Os nobres ainda murmuravam encantados com a beleza celestial de Alissa. Entre eles, os olhos do príncipe Dante estavam fixos nela desde o momento em que ela adentrara o salão — hipnotizado pelo brilho sereno e ao mesmo tempo desafiador daquela presença.
Vestido com trajes formais em tons escuros bordados em prata, o príncipe caminhou pelo tapete dourado com passos firmes, deixando o salão em silêncio conforme se aproximava do trono.
Diante do Imperador, Dante se curvou com elegância, sem tirar os olhos de Alissa.
— "Majestade," disse ele com voz firme, porém respeitosa, "se não for abuso de confiança, gostaria de pedir a honra da primeira dança com a princesa Alissa."
O rei, recostado em seu trono, ergueu a sobrancelha — mas logo seus lábios se curvaram num sorriso satisfeito. Estava exatamente como ele esperava: o príncipe herdeiro do reino mais influente presente era o primeiro a se aproximar da estrela que ele mantivera oculta por tanto tempo.
— "Claro que sim, príncipe Dante." — respondeu o Imperador, com tom orgulhoso.
— "Será mais do que digno de conduzir minha neta na primeira dança desta noite."
Ele então virou-se para Alissa com um olhar firme e autoritário — não era um convite, era uma ordem silenciosa.

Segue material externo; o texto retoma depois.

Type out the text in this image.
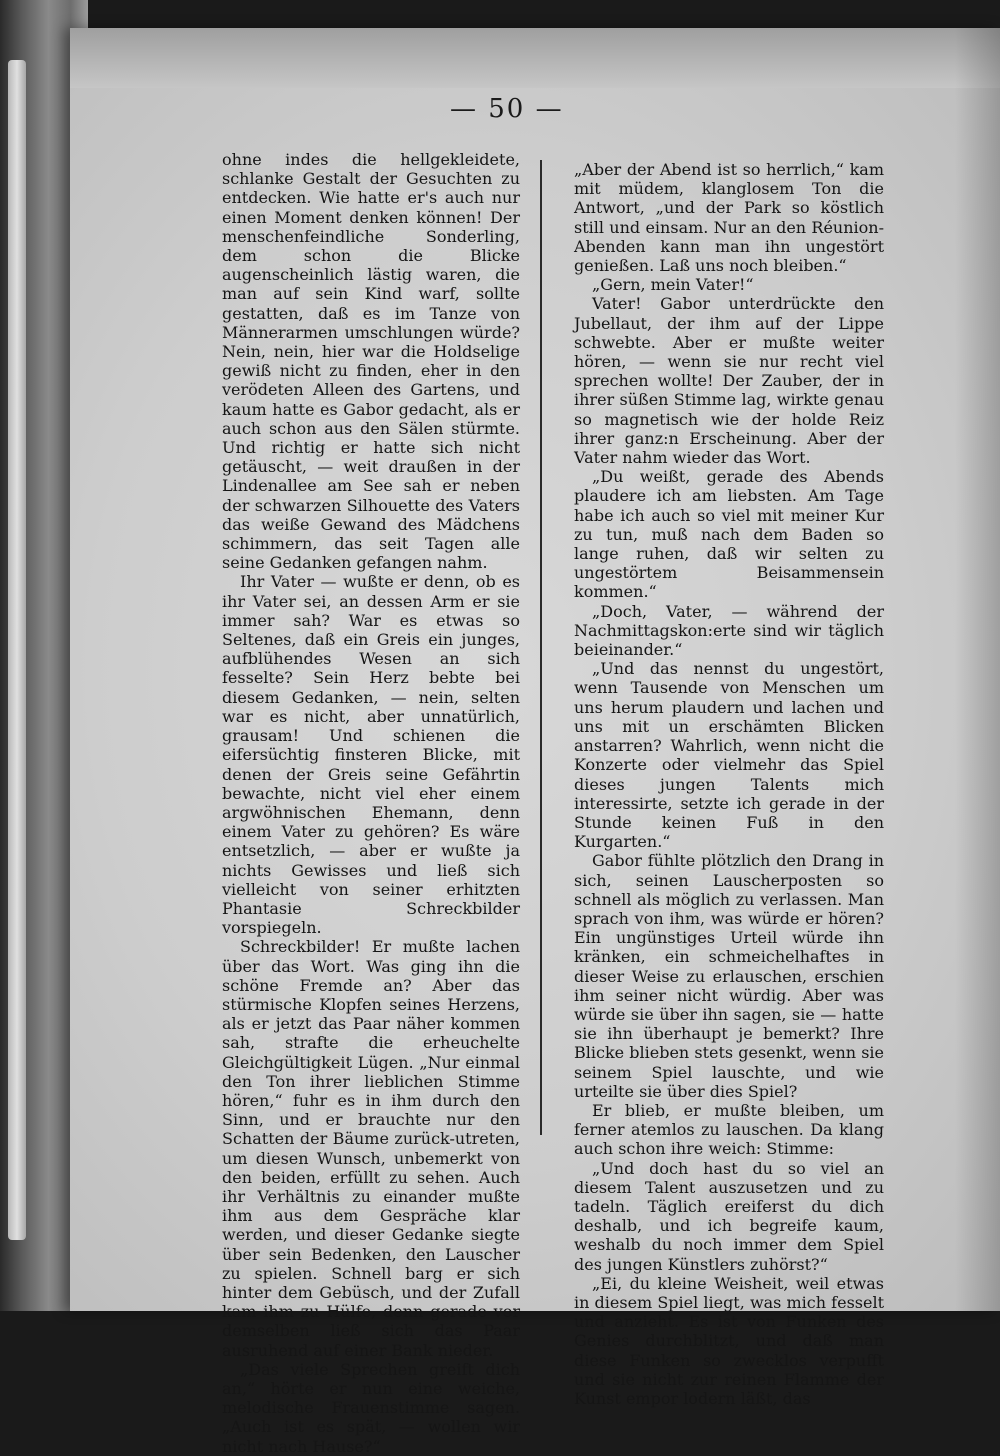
— 50 —

ohne indes die hellgekleidete, schlanke Gestalt der Gesuchten zu entdecken. Wie hatte er's auch nur einen Moment denken können! Der menschenfeindliche Sonderling, dem schon die Blicke augenscheinlich lästig waren, die man auf sein Kind warf, sollte gestatten, daß es im Tanze von Männerarmen umschlungen würde? Nein, nein, hier war die Holdselige gewiß nicht zu finden, eher in den verödeten Alleen des Gartens, und kaum hatte es Gabor gedacht, als er auch schon aus den Sälen stürmte. Und richtig er hatte sich nicht getäuscht, — weit draußen in der Lindenallee am See sah er neben der schwarzen Silhouette des Vaters das weiße Gewand des Mädchens schimmern, das seit Tagen alle seine Gedanken gefangen nahm.

Ihr Vater — wußte er denn, ob es ihr Vater sei, an dessen Arm er sie immer sah? War es etwas so Seltenes, daß ein Greis ein junges, aufblühendes Wesen an sich fesselte? Sein Herz bebte bei diesem Gedanken, — nein, selten war es nicht, aber unnatürlich, grausam! Und schienen die eifersüchtig finsteren Blicke, mit denen der Greis seine Gefährtin bewachte, nicht viel eher einem argwöhnischen Ehemann, denn einem Vater zu gehören? Es wäre entsetzlich, — aber er wußte ja nichts Gewisses und ließ sich vielleicht von seiner erhitzten Phantasie Schreckbilder vorspiegeln.

Schreckbilder! Er mußte lachen über das Wort. Was ging ihn die schöne Fremde an? Aber das stürmische Klopfen seines Herzens, als er jetzt das Paar näher kommen sah, strafte die erheuchelte Gleichgültigkeit Lügen. „Nur einmal den Ton ihrer lieblichen Stimme hören,“ fuhr es in ihm durch den Sinn, und er brauchte nur den Schatten der Bäume zurück-utreten, um diesen Wunsch, unbemerkt von den beiden, erfüllt zu sehen. Auch ihr Verhältnis zu einander mußte ihm aus dem Gespräche klar werden, und dieser Gedanke siegte über sein Bedenken, den Lauscher zu spielen. Schnell barg er sich hinter dem Gebüsch, und der Zufall kam ihm zu Hülfe, denn gerade vor demselben ließ sich das Paar ausruhend auf einer Bank nieder.

„Das viele Sprechen greift dich an,“ hörte er nun eine weiche, melodische Frauenstimme sagen. „Auch ist es spät, — wollen wir nicht nach Hause?“

„Aber der Abend ist so herrlich,“ kam mit müdem, klanglosem Ton die Antwort, „und der Park so köstlich still und einsam. Nur an den Réunion-Abenden kann man ihn ungestört genießen. Laß uns noch bleiben.“

„Gern, mein Vater!“

Vater! Gabor unterdrückte den Jubellaut, der ihm auf der Lippe schwebte. Aber er mußte weiter hören, — wenn sie nur recht viel sprechen wollte! Der Zauber, der in ihrer süßen Stimme lag, wirkte genau so magnetisch wie der holde Reiz ihrer ganz:n Erscheinung. Aber der Vater nahm wieder das Wort.

„Du weißt, gerade des Abends plaudere ich am liebsten. Am Tage habe ich auch so viel mit meiner Kur zu tun, muß nach dem Baden so lange ruhen, daß wir selten zu ungestörtem Beisammensein kommen.“

„Doch, Vater, — während der Nachmittagskon:erte sind wir täglich beieinander.“

„Und das nennst du ungestört, wenn Tausende von Menschen um uns herum plaudern und lachen und uns mit un erschämten Blicken anstarren? Wahrlich, wenn nicht die Konzerte oder vielmehr das Spiel dieses jungen Talents mich interessirte, setzte ich gerade in der Stunde keinen Fuß in den Kurgarten.“

Gabor fühlte plötzlich den Drang in sich, seinen Lauscherposten so schnell als möglich zu verlassen. Man sprach von ihm, was würde er hören? Ein ungünstiges Urteil würde ihn kränken, ein schmeichelhaftes in dieser Weise zu erlauschen, erschien ihm seiner nicht würdig. Aber was würde sie über ihn sagen, sie — hatte sie ihn überhaupt je bemerkt? Ihre Blicke blieben stets gesenkt, wenn sie seinem Spiel lauschte, und wie urteilte sie über dies Spiel?

Er blieb, er mußte bleiben, um ferner atemlos zu lauschen. Da klang auch schon ihre weich: Stimme:

„Und doch hast du so viel an diesem Talent auszusetzen und zu tadeln. Täglich ereiferst du dich deshalb, und ich begreife kaum, weshalb du noch immer dem Spiel des jungen Künstlers zuhörst?“

„Ei, du kleine Weisheit, weil etwas in diesem Spiel liegt, was mich fesselt und anzieht. Es ist von Funken des Genies durchblitzt, und daß man diese Funken so zwecklos verpufft und sie nicht zur reinen Flamme der Kunst empor lodern läßt, das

Alissa se levantou, seu coração acelerado. Olhou para Dante — seus olhos rubros como brasas, intensos, a observavam como se enxergassem algo além da coroa.
Ele estendeu a mão.
— "Permite-me, estrela da nação?" — disse ele, com um leve sorriso nos lábios.

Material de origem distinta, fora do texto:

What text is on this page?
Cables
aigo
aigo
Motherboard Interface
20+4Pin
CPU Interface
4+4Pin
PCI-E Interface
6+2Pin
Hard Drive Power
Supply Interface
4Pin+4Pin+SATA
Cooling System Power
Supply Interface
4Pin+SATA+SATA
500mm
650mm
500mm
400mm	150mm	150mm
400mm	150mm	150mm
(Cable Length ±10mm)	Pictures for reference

Ela hesitou por um instante, surpresa pelo jeito como ele a olhava, como se visse a garota por trás da lenda. E então, com delicadeza, colocou sua mão sobre a dele.
— "Com honra, príncipe Dante."
Eles caminharam para o centro do salão, os olhares de todos os presentes acompanhando cada passo. As vozes sussurravam entre si:
— “Ela é mesmo real...!”
— “Parece uma visão divina…”
— “Será que o rei a está prometendo ao príncipe Dante?”

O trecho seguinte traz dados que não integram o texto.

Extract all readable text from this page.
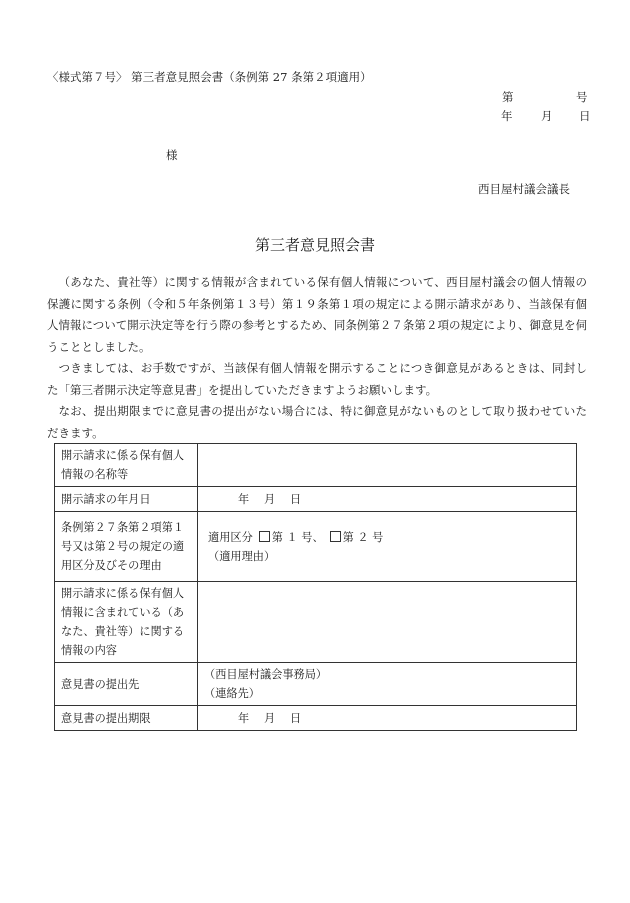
〈様式第７号〉 第三者意見照会書（条例第 27 条第２項適用）
第	号
年 月 日
様
西目屋村議会議長
第三者意見照会書

（あなた、貴社等）に関する情報が含まれている保有個人情報について、西目屋村議会の個人情報の保護に関する条例（令和５年条例第１３号）第１９条第１項の規定による開示請求があり、当該保有個人情報について開示決定等を行う際の参考とするため、同条例第２７条第２項の規定により、御意見を伺うこととしました。

つきましては、お手数ですが、当該保有個人情報を開示することにつき御意見があるときは、同封した「第三者開示決定等意見書」を提出していただきますようお願いします。

なお、提出期限までに意見書の提出がない場合には、特に御意見がないものとして取り扱わせていただきます。

開示請求に係る保有個人情報の名称等	
開示請求の年月日	年 月 日
条例第２７条第２項第１号又は第２号の規定の適用区分及びその理由	適用区分 第 １ 号、 第 ２ 号
（適用理由）

開示請求に係る保有個人情報に含まれている（あなた、貴社等）に関する情報の内容	
意見書の提出先	（西目屋村議会事務局）
（連絡先）

意見書の提出期限	年 月 日
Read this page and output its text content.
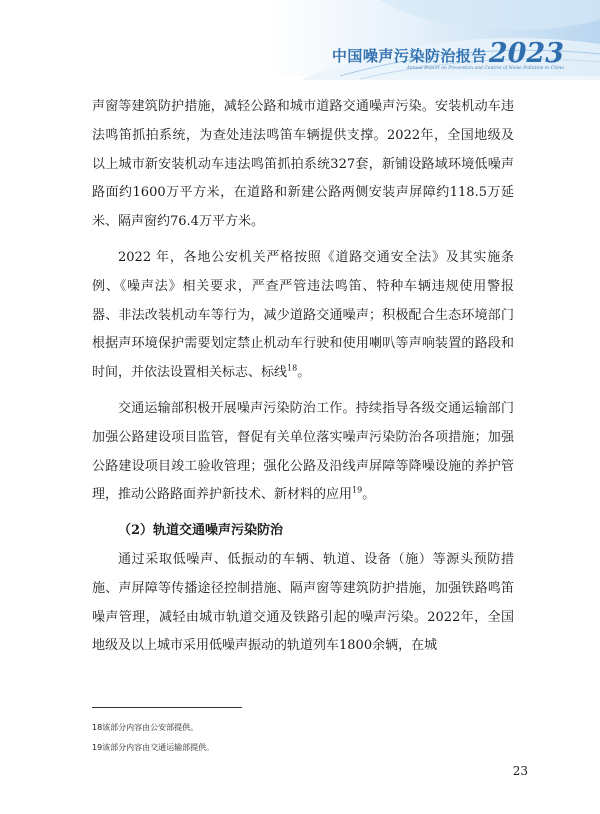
中国噪声污染防治报告 2023
Annual Report on Prevention and Control of Noise Pollution in China

声窗等建筑防护措施，减轻公路和城市道路交通噪声污染。安装机动车违法鸣笛抓拍系统，为查处违法鸣笛车辆提供支撑。2022年，全国地级及以上城市新安装机动车违法鸣笛抓拍系统327套，新铺设路域环境低噪声路面约1600万平方米，在道路和新建公路两侧安装声屏障约118.5万延米、隔声窗约76.4万平方米。

2022 年，各地公安机关严格按照《道路交通安全法》及其实施条例、《噪声法》相关要求，严查严管违法鸣笛、特种车辆违规使用警报器、非法改装机动车等行为，减少道路交通噪声；积极配合生态环境部门根据声环境保护需要划定禁止机动车行驶和使用喇叭等声响装置的路段和时间，并依法设置相关标志、标线$^{18}$。

交通运输部积极开展噪声污染防治工作。持续指导各级交通运输部门加强公路建设项目监管，督促有关单位落实噪声污染防治各项措施；加强公路建设项目竣工验收管理；强化公路及沿线声屏障等降噪设施的养护管理，推动公路路面养护新技术、新材料的应用$^{19}$。

（2）轨道交通噪声污染防治

通过采取低噪声、低振动的车辆、轨道、设备（施）等源头预防措施、声屏障等传播途径控制措施、隔声窗等建筑防护措施，加强铁路鸣笛噪声管理，减轻由城市轨道交通及铁路引起的噪声污染。2022年，全国地级及以上城市采用低噪声振动的轨道列车1800余辆，在城

18该部分内容由公安部提供。
19该部分内容由交通运输部提供。
23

— “Imaginem essa aliança… dois impérios unidos pela estrela e pelo fogo!”
E no trono, o rei apenas observava. O vinho descansava em sua taça intocada.
Seu olhar era de pura vitória.
— "Deixe que todos se curvem. Ela vai brilhar, e brilhar por minha vontade."
Mas ao longe, um outro olhar assistia em silêncio: Oliver.
Firme. Imóvel. Seu coração apertado com a imagem de Alissa dançando com outro.
Mas ele sabia… uma estrela não pode ser enjaulada — nem por amor.